ART | CRITIQUE

Chloé Top, Versace Pants : Œuvres récentes

PCéline Piettre
@16 Juin 2009

Dans son atelier saturé de musique électronique, Franck Nitsche compose un univers abstrait aux tonalités douces, lisse et un brin monotone à l’image de la globalisation visuelle ou foisonnant de signes, jusqu’à la perte de sens.

Les peintures de Franck Nitsche nous soumettent très vite aux tentations référentielles, celles de voir en ces surfaces lisses, ces lignes brisées en angles aigus par des déviations brutales, ces courbes parfaites tracées au compas, les vestiges d’un suprématisme ou d’un néoplasticisme d’un autre âge.
Une impression que vient confirmer l’appartenance de l’artiste à l’École abstraite de Dresde? dont on suppose la révérence aux maîtres de la modernité et à leur géométrisation strictement codifiée ? et la constance de la palette: les gris et les roses pastels, les noirs, les beiges et les marrons.

Pourtant, le peintre est loin de se complaire dans la nostalgie de l’art moderne. Comme chez Fiona Rae, exposée à la galerie Nathalie Obadia il y a quelques mois à peine, l’abstraction formelle se nourrit d’existant. Ses toiles concentrent, condensent notre environnement visuel, transcrit non pas de façon mimétique et particulière, selon une logique figurative, mais dans son essence, en termes de flux, de réseau, de forces, de tendances et dont le foisonnement — ou plutôt la surcharge — se devine dans la superposition systématique des plans (un peu comme les pistes de son mixées sur un ordinateur).

L’écriture de Franck Nitsche, si écriture il y a, est celle de l’informatique, du numérique. Ses formes aérodynamiques montrent sa passion pour le design industriel, et s’il fallait l’inscrire à tout prix dans une filiation, il serait plus juste de convoquer Gerhard Richter que Malevitch ou Mondrian…

Mais à la différence des œuvres de Fiona Rae, exubérantes et jubilatoires, explosives, les peintures de l’artiste s’installent dans une certaine neutralité, que l’adoucissement progressif de la palette n’a de cesse de renforcer, transformant le dynamisme interne en une répétition ennuyeuse, comme celle des programmes défilants des écrans de veille.
Une trajectoire, un mouvement qui ne se limitent pas au cadre du tableau et qu’on soupçonne infinis dans le temps et dans l’espace. Se référant au goût de l’artiste pour la musique électronique, Jean Charles Vergne compare d’ailleurs ces formes à «bruits blancs contrôlés dans leur étendue spatiale comme dans leur durée».

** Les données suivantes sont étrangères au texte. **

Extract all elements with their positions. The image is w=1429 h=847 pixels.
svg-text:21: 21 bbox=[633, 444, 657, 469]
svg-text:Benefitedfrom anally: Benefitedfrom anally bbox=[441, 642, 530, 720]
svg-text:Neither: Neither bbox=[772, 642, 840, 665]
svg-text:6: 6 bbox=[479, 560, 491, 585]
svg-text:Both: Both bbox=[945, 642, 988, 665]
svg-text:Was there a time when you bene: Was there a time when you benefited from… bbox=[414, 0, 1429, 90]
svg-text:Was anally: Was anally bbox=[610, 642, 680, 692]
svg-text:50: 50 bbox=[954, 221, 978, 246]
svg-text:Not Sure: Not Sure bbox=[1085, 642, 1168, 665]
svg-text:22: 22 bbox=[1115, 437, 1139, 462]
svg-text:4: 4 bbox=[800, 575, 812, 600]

Puis, aux côté des toiles à l’aspect léché, que leur auteur n’hésite pas à aplanir à l’aide d’une ponceuse, un totem constitué de packs de bière scotchés les uns aux autres, seul représentant ici de la troisième dimension, s’impose en idole post-moderne. Couvert d’autocollants faisant la promotion de marques, affichant des slogans populaires et des logos célèbres (le lapin de Playboy), il sert au culte de la consommation mondialisée.
Le contraste avec le soin presque clinique apporté à la réalisation des peintures évite à l’artiste les étiquettes stylistiques et dévoile sa source principale d’inspiration: l’intarissable chaos d’images que constitue notre culture visuelle. Une sorte de Brancusi de défilés de mode, support d’une vénération de l’usage, du Chloé Top et des Versace Pants.

Franck Nitsche
— CTB-13-2009, 2009. Huile sur toile, 130 x 105,5 cm.
— FLU-09-2009, 2009. Huile sur toile, 240 x 200 cm.
— ICE-11-2009, 2009. Huile sur toile, 220 x 200 cm.
— LIF-07-2009, 2009. Huile sur toile, 250 x 200 cm.
— PAN-10-2009, 2009. Huile sur toile, 160 x 290 cm.
— SIS-14-2009, 2009. Huile sur toile, 47,5 x 32,5 cm.
— HEA-12-2009, 2009. Huile sur toile, 170 x 150 cm.